Fabrication of metasurfaces

The fabrication process of the device involves several steps of standard micro/nanofabrication methods (see Supplementary Note 16). First, a 500 μm thick, 4-inch fused silica glass wafer is laser-cut into smaller square pieces measuring 10 × 10 mm2. Then, a 600 nm thick amorphous silicon layer is deposited using plasma-enhanced chemical vapor deposition, and its thickness and dispersion properties are characterized using the ellipsometry. Afterward, a layer of positive photoresist (ZEP520A) is spin-coated onto the surface, followed by electron-beam lithography (EBL) and developing to generate the designed pattern onto the photoresist. A 50 nm chromium layer is then deposited via electron-beam evaporation, and a lift-off process is performed to create a patterned chromium mask, which serves as a hard mask for subsequent etching. Finally, inductively coupled plasma (ICP) etching is used to etch through the amorphous silicon layer, and the chromium mask is removed. MS I and MS II are fabricated separately, and MS II is integrated with a customized micro-actuator (GCDS01A, GalaxyCore Inc.) using a UV adhesive.

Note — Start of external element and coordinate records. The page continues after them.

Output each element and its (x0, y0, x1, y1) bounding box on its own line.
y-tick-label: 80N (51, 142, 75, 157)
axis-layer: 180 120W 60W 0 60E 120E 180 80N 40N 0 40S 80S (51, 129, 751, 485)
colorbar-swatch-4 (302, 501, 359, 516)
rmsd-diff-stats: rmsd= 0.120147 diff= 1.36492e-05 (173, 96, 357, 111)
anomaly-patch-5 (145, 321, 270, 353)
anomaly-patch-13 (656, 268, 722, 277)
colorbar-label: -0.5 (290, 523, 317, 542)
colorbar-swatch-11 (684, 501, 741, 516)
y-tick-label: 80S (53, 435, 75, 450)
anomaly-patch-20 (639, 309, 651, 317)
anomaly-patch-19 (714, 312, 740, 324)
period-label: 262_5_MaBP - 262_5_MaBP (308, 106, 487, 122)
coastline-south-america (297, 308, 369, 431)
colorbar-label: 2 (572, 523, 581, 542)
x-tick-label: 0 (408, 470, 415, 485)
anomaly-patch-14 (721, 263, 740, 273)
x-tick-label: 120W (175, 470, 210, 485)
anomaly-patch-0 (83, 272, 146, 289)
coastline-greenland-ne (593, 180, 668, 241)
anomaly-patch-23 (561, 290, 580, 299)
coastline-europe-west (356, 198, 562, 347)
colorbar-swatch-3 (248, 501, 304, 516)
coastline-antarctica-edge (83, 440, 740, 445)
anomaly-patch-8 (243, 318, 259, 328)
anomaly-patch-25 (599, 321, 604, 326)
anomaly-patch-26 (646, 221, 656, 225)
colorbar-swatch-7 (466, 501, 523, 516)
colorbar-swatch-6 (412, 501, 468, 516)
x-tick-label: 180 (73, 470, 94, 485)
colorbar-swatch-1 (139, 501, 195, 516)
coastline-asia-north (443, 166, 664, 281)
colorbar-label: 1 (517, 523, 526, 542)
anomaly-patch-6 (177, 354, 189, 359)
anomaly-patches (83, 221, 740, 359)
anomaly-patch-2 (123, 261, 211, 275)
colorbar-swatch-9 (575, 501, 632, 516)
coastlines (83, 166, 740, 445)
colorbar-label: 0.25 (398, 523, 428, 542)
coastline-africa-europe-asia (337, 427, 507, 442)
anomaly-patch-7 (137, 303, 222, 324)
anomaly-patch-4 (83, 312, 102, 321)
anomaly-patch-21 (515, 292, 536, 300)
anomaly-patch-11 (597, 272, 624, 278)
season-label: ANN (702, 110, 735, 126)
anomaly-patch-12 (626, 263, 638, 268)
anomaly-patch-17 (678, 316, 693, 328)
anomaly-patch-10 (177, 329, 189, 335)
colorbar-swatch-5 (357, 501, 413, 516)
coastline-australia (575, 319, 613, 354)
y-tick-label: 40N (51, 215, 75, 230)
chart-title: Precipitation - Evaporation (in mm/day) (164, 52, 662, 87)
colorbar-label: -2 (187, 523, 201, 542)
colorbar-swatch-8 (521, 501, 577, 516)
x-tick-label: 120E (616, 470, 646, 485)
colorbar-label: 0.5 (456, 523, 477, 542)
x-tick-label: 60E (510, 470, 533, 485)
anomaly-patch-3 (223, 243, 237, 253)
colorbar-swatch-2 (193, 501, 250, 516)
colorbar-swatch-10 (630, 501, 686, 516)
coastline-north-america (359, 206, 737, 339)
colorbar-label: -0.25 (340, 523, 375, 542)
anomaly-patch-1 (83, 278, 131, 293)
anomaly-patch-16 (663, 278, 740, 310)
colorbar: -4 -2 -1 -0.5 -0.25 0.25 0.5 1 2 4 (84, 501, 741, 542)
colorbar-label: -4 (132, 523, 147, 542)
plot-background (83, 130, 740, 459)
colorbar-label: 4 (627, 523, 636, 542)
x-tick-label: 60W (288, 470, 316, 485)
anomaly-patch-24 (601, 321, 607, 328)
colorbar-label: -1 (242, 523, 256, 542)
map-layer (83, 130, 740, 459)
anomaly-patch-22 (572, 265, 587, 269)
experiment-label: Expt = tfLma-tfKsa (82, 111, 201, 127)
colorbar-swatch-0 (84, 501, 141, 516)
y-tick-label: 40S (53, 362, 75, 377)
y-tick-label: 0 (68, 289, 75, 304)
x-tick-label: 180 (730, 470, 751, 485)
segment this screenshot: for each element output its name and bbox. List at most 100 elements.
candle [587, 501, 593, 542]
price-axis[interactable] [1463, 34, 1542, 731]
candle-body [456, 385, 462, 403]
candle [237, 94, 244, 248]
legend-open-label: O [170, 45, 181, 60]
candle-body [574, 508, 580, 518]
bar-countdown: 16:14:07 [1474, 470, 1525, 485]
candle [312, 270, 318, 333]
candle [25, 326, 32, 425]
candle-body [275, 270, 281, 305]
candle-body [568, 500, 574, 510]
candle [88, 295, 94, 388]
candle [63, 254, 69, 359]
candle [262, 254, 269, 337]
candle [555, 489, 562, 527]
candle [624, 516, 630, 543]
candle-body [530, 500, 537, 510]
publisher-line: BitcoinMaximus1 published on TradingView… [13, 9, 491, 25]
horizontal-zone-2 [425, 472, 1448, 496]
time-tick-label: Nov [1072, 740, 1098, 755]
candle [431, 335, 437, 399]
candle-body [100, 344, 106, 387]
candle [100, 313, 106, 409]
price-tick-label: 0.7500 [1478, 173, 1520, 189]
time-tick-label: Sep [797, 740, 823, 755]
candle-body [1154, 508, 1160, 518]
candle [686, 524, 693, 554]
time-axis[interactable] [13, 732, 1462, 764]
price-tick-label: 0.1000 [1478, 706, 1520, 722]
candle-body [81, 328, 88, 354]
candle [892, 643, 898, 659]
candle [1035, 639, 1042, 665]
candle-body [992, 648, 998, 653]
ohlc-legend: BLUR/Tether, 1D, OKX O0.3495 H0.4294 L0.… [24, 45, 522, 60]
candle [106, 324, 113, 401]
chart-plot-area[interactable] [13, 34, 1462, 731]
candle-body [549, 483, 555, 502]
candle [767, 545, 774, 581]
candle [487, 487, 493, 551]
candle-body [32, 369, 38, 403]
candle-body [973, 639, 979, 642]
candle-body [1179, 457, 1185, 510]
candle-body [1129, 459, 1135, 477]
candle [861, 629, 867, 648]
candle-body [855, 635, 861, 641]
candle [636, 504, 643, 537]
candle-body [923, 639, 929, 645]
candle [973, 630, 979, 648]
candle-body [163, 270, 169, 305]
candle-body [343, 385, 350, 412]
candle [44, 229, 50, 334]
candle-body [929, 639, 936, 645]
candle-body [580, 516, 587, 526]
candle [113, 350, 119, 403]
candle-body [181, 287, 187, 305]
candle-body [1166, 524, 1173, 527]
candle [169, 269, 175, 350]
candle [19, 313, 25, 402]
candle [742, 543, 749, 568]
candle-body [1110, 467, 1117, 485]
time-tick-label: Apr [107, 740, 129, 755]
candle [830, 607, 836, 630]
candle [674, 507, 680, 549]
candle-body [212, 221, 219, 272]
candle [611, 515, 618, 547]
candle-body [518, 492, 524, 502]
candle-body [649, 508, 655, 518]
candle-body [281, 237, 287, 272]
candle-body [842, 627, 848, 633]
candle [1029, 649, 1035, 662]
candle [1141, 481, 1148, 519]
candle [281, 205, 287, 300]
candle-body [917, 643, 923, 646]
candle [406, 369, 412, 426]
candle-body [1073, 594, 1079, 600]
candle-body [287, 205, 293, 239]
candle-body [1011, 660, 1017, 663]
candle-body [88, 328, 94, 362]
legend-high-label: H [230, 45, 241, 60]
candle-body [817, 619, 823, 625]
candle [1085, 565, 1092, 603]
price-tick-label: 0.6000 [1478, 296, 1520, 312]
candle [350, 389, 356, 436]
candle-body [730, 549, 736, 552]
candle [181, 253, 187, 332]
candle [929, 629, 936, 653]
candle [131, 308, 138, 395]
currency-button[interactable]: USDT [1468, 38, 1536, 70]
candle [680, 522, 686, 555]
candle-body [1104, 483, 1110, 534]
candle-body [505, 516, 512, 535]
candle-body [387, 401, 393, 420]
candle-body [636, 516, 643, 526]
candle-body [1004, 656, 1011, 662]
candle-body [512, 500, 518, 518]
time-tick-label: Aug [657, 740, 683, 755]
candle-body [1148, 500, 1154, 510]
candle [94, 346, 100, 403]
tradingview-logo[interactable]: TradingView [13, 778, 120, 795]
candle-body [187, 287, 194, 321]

Experimental characterization of the THCMs

Using the 1064 nm laser (CoLID-I-1064, Connet Laser Technology) and the fiber-coupled collimator (GCXLF11APC-1064, Daheng Optics), collimated laser beam is emitted, and the laser power can be adjusted accordingly. The deflection angles of the output beams are calculated based on the coordinates of the deflected beam spots, which are captured on a light screen. A near-infrared CCD camera is employed to identify the location of the output beam spots. A beam profiler (BP209IR1/M, Thorlabs) is installed on a motorized slide rail, which can be manually adjusted on the optical stage to align with the direction of light propagation (see Supplementary Note 6). The transmission efficiency of the THCMs is measured using a GCI-08 optical power meter (Daheng Optics).

3D detection based on dual-mode LiDAR

The switching between LCP light and RCP light can be achieved by rotating and adjusting the angle between a linear polarizer (LBTEK Optics) and a quarter-wave plate (LBTEK Optics). In the beam array scanning mode, the translational movement of MS II is controlled by the customized micro-actuator with a resolution of 3 μm and a travel range of ±150 μm in the x and y axes (see Supplementary Note 15). Simultaneously, two near-infrared CCD cameras are used to capture images from the left and right sides, enabling 3D detection of both the David plaster model and the rectangular plaster model in dual-mode based on the stereo vision approach.